Artist Ingrid Blixt focuses on a wide-ranging subject matter in stark black and white – love, death, hope. See more of her artwork by visiting her website.
I read art statements often; most of them are coherent, pertinent and beautiful. Every time I have to write about my work, I have a hard time, I do it – it just doesn’t come easy. It either turns out too poetic or too abrupt.
If I think about it though, my work does have some of those attributes. My drawings, drawing being my primary medium, have a high value and textural contrast. They communicate a story line that has both spiritual and symbolic connotations, aiming towards values close to the heart of humanity.
The cultural and highly spiritual environment I was born and raised in still inspires and influences my work.
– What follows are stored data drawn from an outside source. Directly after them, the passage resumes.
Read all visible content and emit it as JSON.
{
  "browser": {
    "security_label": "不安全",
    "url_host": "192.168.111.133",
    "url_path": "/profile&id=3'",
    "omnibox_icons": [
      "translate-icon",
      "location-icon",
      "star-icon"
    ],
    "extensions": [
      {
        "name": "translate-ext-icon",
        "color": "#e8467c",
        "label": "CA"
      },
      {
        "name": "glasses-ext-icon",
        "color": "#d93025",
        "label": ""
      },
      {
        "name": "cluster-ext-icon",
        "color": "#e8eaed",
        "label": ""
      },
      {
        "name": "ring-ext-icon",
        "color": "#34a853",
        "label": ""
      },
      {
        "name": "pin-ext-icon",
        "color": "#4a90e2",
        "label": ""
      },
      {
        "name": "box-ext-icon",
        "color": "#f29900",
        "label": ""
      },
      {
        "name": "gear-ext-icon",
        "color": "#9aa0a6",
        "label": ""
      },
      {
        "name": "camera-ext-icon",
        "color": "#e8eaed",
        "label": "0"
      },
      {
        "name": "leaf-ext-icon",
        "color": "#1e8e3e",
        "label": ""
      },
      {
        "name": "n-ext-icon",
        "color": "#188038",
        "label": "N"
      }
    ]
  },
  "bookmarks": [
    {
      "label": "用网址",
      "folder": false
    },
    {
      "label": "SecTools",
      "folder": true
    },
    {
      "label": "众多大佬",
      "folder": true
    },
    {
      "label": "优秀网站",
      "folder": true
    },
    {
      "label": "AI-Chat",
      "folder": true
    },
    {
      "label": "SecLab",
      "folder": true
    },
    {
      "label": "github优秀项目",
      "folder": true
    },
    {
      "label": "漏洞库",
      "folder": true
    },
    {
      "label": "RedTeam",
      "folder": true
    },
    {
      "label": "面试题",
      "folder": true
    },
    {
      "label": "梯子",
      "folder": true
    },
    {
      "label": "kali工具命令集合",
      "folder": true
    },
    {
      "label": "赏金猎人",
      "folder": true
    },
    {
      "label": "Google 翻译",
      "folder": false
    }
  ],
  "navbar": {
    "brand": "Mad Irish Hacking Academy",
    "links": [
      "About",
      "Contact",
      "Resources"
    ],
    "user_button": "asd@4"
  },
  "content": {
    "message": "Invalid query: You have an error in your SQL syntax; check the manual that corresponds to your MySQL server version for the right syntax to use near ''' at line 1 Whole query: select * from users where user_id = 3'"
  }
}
The strong Orthodox background of my upbringing led to the discovery and embrace of Byzantine art which initially focused my attention on art, compassion and spirituality.
In Romania I studied fine arts and graphic arts, graduating with a BFA in fine arts and MFA in graphic arts from the University of Art and Design of Cluj Napoca. After moving to United States, I continued my career as a visual artist, working within both fine arts and graphic design fields. Merging the two fields, lately I’ve been working with digital illustration, which also extended into teaching electronic imaging at university level.
For the past couple of years I worked on a series of artworks entitled “Stains” – an emotional insight into the events of WWII, seen as a never healing wound, a hit to the core of humanity which still propagates ripples.
My current project, “The Beatitudes” a series of 8 mixed media artworks: photography, drawing, encaustic painting and silver leaf on wood surface. The title of the series, “The Beatitudes” refers directly to a set of teachings by Jesus that appear in the Gospels of Matthew and Luke, expressed as eight blessings in the Sermon on the Mount in Matthew.
The artworks consist of multiple wood panels, the images are pieced together, not all the parts are revealed, giving it the feel of a reconstructed image, rediscovered. The organization of the multiple panels gives the artworks a wonderful dynamism in spite of the very static, almost frozen image.
Regarding the technique, encaustic painting is predominant throughout the artwork. I also use metal leaf for some of the pieces, an influence from Byzantine Art.
Always fascinated by the possibility and phenomenon of transcendence, as much as I can, I am exploring ways of expressing the beautiful break in the ordinary, the great moment when apparently ordinary things become truly real, transporting you to a new level of understanding and empathy.